The key here is that, as a salesman, you aren’t looking to force a customer into a sale. The product or service that you have is not a good fit for everyone! No matter what your boss tells you. When they say it is, nod your head and go on the floor knowing that isn’t always the case. Your real goal is to find the best product-fit for your customer, or the customer that can truly use the product or service that you offer. If you don’t have it, and know someone who does, point them in the right direction and send them with your card. Next time they have a need in your area of expertise, you are who they will call. You may not have made the sale in that moment, but you will most likely have made many sales to come.
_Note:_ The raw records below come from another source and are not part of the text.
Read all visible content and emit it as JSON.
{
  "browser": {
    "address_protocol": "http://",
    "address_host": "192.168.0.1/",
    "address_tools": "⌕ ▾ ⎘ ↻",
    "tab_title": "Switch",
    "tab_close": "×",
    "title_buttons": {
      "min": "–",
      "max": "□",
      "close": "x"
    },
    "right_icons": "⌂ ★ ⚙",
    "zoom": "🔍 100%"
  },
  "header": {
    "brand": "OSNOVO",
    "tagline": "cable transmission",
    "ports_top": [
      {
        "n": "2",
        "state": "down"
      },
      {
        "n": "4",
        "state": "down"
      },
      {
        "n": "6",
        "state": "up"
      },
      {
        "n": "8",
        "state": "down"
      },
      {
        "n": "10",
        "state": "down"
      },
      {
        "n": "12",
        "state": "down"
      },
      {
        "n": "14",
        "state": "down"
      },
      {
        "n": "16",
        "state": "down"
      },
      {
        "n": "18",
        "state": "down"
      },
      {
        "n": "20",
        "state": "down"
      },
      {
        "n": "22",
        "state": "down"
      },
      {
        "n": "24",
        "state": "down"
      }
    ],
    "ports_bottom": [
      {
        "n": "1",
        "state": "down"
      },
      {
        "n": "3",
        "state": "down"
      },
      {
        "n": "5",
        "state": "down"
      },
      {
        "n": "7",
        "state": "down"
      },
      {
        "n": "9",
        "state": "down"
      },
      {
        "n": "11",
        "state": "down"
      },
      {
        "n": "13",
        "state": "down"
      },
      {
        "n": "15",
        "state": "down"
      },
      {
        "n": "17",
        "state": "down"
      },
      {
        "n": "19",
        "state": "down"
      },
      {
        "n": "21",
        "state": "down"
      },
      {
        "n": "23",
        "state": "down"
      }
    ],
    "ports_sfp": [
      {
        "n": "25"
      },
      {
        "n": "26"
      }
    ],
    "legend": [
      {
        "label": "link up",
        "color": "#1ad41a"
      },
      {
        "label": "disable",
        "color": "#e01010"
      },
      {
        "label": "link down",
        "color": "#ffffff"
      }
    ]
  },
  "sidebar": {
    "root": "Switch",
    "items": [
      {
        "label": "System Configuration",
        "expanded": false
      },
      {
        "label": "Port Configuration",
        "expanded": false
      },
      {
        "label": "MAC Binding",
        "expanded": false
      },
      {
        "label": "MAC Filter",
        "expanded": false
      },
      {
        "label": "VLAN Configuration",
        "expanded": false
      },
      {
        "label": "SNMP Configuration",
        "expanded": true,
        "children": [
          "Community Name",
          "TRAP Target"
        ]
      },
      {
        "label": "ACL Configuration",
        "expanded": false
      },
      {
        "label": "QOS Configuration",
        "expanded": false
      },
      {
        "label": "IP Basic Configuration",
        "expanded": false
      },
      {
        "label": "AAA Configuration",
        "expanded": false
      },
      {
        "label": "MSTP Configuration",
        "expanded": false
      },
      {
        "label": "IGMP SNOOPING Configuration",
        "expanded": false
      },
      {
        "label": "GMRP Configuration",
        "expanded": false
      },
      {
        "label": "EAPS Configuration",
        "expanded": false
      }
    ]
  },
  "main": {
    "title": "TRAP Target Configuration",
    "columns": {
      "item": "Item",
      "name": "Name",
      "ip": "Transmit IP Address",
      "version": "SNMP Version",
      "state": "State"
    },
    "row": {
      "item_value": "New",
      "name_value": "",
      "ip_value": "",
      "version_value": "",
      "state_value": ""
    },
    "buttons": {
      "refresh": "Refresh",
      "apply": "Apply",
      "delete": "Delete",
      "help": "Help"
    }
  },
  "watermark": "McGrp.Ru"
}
Identifying the customer for your product is where your primary focus should be at the onset of your conversation. You have to take the time to truly listen to what they are saying and ask qualifying questions if their explanation isn’t clear. In the electronics world, questions would be “what is your TV doing now?”, “what do you like/not like about your cell service?”, or “what noise or thing makes you think your product isn’t working correctly?”. Just make sure they can’t answer your question with a one-word answer like yes or no. This forces them to expound on their reasoning and gives you a clearer picture of what their need really is, especially if they don’t know.
At the end of the day, keeping honesty in mind when you are selling will not only grow your business and help your customer, it will also ease the sting when someone tells you no. You will continue to build a good rapport with people and a steady customer base. Remember, your product or service isn’t for everyone the same way a square peg isn’t made for every hole. For the holes it was made for, though, there is no better fit. And that is where your sales come from.